Editor's Image
It's the new year. You want to achieve your goals. Do you want to explore something new? Do you want to change careers? But it can be overwhelming.
You don't know where to start. You don't know which course is best for you to achieve your professional goals. You're not sure which route to take first. It can be too overwhelming.
This blog is here to help.
Let's say you're making a career change, specifically related to ai. You came to the right page. Microsoft has some really great FREE resources to help you get where you need them.
Absorbing all the free content you can will be your best first option, before jumping into paying for a course or going back to university. Free resources will help you evaluate whether this is what you really want to do.
Link: ai-For-Beginners/” rel=”noopener” target=”_blank”>ai for beginners
Microsoft offers a 12-week, 24-lesson curriculum to help you learn about the world of artificial intelligence.
In 12 weeks, you will be provided with an Introduction and history of ai, as well as Symbolic ai, Introduction to Neural Networks, Computer Vision, Natural Language Processing, and other ai techniques.
Link: Azure OpenAI Service
You've probably heard a lot about OpenAI in the year 2023. It's time to learn more about it!
With large language models (LLM) becoming more popular; Some of you may be interested in learning more about them. Rapid engineering and generative ai is what the tech world is talking about now, and you can do it too with this course.
Start by learning about rapid engineering and then move on to the fundamentals of responsible generative ai. Put what you've learned into practice with rapid engineering with GitHub Copilot and Azure OpenAI.

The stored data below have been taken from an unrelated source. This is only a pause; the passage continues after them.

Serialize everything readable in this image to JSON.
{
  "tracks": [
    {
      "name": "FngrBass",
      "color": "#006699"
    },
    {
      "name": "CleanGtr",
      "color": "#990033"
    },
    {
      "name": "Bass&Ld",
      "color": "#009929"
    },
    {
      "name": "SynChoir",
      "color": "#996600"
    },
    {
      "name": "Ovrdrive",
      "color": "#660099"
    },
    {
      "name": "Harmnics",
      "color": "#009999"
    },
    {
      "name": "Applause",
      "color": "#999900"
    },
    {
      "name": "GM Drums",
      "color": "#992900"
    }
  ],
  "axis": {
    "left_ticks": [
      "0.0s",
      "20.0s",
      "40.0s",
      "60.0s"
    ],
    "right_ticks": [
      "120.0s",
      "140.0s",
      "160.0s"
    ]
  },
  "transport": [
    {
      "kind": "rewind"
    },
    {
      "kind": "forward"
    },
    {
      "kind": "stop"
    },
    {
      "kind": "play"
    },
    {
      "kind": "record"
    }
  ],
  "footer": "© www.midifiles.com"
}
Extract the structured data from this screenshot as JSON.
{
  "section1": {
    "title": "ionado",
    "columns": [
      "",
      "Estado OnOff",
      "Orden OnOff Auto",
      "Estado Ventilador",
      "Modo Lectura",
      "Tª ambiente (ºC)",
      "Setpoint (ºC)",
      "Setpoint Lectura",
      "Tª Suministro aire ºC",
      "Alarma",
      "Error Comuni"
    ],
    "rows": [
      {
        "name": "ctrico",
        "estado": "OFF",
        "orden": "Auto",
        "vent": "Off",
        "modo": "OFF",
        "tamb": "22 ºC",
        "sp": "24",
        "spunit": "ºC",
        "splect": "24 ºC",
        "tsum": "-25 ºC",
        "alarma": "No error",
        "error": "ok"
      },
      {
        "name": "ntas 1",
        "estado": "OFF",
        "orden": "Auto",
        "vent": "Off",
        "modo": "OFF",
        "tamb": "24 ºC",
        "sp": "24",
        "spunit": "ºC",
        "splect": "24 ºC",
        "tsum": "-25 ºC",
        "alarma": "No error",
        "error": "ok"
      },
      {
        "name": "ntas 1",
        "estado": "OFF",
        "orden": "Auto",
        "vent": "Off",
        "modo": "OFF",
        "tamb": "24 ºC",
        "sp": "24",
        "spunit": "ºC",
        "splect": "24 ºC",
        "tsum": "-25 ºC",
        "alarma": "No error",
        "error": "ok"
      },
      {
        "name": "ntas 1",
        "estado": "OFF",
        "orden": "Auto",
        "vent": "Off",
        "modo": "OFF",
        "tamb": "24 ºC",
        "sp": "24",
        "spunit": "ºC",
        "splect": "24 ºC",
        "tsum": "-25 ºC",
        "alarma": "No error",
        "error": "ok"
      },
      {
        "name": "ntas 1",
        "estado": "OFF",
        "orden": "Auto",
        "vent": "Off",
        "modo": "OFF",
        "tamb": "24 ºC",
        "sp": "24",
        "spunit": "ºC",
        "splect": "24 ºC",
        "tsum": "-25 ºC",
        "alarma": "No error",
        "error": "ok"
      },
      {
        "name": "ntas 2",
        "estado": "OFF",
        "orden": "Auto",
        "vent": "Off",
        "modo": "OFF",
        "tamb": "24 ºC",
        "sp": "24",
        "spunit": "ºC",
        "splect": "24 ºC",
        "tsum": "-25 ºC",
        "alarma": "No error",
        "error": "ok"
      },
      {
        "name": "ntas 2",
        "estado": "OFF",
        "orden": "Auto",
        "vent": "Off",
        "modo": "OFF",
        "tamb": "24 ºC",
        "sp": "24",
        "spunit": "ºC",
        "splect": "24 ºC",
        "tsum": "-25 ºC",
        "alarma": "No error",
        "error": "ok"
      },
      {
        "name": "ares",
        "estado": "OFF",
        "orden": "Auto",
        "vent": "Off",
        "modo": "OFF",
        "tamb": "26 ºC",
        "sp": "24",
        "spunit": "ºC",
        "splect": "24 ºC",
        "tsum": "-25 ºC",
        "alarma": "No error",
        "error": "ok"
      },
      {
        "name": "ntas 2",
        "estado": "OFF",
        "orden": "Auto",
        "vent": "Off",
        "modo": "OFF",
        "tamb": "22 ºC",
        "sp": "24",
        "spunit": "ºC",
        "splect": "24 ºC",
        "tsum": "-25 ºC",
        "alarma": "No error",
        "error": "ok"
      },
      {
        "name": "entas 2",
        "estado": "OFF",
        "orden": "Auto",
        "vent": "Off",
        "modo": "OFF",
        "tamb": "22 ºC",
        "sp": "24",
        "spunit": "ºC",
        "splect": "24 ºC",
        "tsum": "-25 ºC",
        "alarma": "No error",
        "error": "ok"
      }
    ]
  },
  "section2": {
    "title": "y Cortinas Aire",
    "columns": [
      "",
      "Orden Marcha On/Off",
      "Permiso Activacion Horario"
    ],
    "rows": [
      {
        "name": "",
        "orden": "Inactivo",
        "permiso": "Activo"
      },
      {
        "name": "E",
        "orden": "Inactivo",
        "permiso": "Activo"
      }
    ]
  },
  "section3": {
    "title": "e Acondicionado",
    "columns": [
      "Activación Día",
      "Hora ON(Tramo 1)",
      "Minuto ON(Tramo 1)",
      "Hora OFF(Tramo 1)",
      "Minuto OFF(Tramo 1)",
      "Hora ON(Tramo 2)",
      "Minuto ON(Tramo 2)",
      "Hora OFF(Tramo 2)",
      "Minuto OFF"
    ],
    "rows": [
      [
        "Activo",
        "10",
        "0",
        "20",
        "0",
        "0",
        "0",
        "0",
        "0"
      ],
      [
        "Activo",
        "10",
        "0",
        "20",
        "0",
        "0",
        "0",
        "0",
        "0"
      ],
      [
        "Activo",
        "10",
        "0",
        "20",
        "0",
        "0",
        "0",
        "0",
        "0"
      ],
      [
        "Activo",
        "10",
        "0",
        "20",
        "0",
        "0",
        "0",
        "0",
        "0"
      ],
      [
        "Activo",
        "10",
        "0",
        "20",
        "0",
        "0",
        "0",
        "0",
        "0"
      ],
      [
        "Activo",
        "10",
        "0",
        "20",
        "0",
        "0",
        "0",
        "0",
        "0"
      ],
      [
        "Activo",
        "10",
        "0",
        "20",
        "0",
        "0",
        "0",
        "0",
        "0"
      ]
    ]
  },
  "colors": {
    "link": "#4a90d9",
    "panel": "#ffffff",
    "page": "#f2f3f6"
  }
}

If you want to continue learning about Azure OpenAI, you can do so and take your generative ai skills to the next level.
Link: Custom machine learning models
Now that you have a good idea of ai and the Azure ai service, you probably want to get down to business with a lower level: machine learning models. This is where you will understand the true beauty behind ai.
Another learning path that will help you discover tools to build and run your model, with your own data. Being able to improve your machine learning model is a skill in itself.
You'll learn how to build computer vision solutions, process and translate text, extract data from forms, automate machine learning model selection, and deploy and consume models.
Link: Build apps with Azure ai
Want to learn even more about Azure? Let's dig a little deeper with this learning material that includes articles, YouTube videos, and actual module content.
This course will help you learn about the range of tools you can use to build ai-powered applications using Azure ai services. If you're interested in generative ai, you can develop solutions with Azure OpenAI Services, as well as explore chatbots and other ai models in Microsoft Copilot Studio.
Then you will have had the opportunity to learn about ai and its fundamentals, and then put it into practice by creating a custom machine learning model and application. You might be thinking, “How can ai become a part of my daily life?”
This course will address exactly that. Although this content is recommended for developers, it may be the path you want to take.
Optimize your work with GitHub Copilot by starting by learning ai with GitHub Copilot and understanding how they work together.
Just like that, you're one step closer to achieving your 2024 goals with great free resources. Let us know what you liked about the content in the comments section!
nisha arya is a data scientist and freelance technical writer. She is particularly interested in providing professional data science advice or tutorials and theory-based data science insights. She also wants to explore the different ways in which artificial intelligence can benefit the longevity of human life. A great student looking to expand her technological knowledge and writing skills, while she helps guide others.